F
28

My old way to test a transponder versus using a portable tester

For years, I'd just check the transponder reply on the aircraft's own test function and call it good. About 6 months ago, a plane I signed off had a squawk for intermittent altitude reporting, and I felt like an idiot. Now I always hook up my portable tester, run the full interrogation cycle, and verify the Mode S data block. It adds maybe 15 minutes, but it catches stuff the built-in test misses. Anyone else made that switch after getting burned?
3 comments

Log in to join the discussion

Log In
3 Comments
parker_hall5
Yeah, that "intermittent altitude reporting" thing is a killer.
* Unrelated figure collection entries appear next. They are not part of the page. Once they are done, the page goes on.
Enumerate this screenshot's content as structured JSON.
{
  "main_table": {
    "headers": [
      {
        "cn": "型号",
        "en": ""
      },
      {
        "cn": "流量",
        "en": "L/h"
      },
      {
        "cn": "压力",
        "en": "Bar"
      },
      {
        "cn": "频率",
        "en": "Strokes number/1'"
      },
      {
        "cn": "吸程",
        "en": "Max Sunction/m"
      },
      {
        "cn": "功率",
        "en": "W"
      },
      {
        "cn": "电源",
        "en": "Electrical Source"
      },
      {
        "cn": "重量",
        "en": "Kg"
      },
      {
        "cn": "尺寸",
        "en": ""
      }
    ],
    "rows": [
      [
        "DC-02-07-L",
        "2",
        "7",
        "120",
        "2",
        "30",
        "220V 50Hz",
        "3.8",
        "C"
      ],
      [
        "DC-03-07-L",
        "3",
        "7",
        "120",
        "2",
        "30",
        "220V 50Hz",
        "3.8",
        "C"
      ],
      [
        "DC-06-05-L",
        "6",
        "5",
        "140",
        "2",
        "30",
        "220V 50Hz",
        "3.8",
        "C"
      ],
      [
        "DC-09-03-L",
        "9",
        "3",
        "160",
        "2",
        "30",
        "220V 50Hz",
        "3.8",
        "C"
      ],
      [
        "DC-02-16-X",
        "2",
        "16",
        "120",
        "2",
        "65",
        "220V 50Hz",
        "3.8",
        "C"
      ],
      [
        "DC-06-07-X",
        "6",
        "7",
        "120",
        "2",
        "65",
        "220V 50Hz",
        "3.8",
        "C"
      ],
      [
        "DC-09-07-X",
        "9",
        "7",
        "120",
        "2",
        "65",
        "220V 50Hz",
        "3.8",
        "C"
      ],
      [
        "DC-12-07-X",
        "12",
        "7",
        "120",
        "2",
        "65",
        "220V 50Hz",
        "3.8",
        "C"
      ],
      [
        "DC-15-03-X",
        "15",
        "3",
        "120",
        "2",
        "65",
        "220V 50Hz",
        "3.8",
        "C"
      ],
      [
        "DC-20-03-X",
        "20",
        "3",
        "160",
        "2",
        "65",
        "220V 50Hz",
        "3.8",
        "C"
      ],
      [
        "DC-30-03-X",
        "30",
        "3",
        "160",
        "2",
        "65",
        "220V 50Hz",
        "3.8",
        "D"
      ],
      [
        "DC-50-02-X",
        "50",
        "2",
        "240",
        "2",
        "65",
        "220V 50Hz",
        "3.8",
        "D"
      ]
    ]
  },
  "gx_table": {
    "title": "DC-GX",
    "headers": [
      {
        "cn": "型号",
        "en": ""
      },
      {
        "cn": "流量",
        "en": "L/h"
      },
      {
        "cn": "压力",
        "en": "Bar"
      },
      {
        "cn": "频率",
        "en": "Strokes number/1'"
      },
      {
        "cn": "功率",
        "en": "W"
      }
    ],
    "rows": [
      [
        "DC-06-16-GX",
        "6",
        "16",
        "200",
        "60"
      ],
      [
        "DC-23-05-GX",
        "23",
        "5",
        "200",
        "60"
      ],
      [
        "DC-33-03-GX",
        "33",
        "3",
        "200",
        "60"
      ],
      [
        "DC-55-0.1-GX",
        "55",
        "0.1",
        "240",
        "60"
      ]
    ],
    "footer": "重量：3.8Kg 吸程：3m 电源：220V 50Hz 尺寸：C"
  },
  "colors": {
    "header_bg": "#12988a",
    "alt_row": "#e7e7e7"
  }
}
My buddy got bit by that last year on a 172, the built-in test showed green but his portable found a bad pressure sensor.
3
wade_anderson
That exact scenario is why I don't trust a single green light anymore. It reminds me of my old car's check engine light that would only come on after driving for an hour. Modern systems are so complex that a simple pass/fail test can miss the real problem. We're putting too much faith in a single indicator that says everything is fine. It creates this false sense of security right up until the moment something quietly fails.
-2
hayes.wade
hayes.wade1mo ago
But doesn't the built-in test still catch most major faults? Adding 15 minutes for every check seems like a lot of extra time.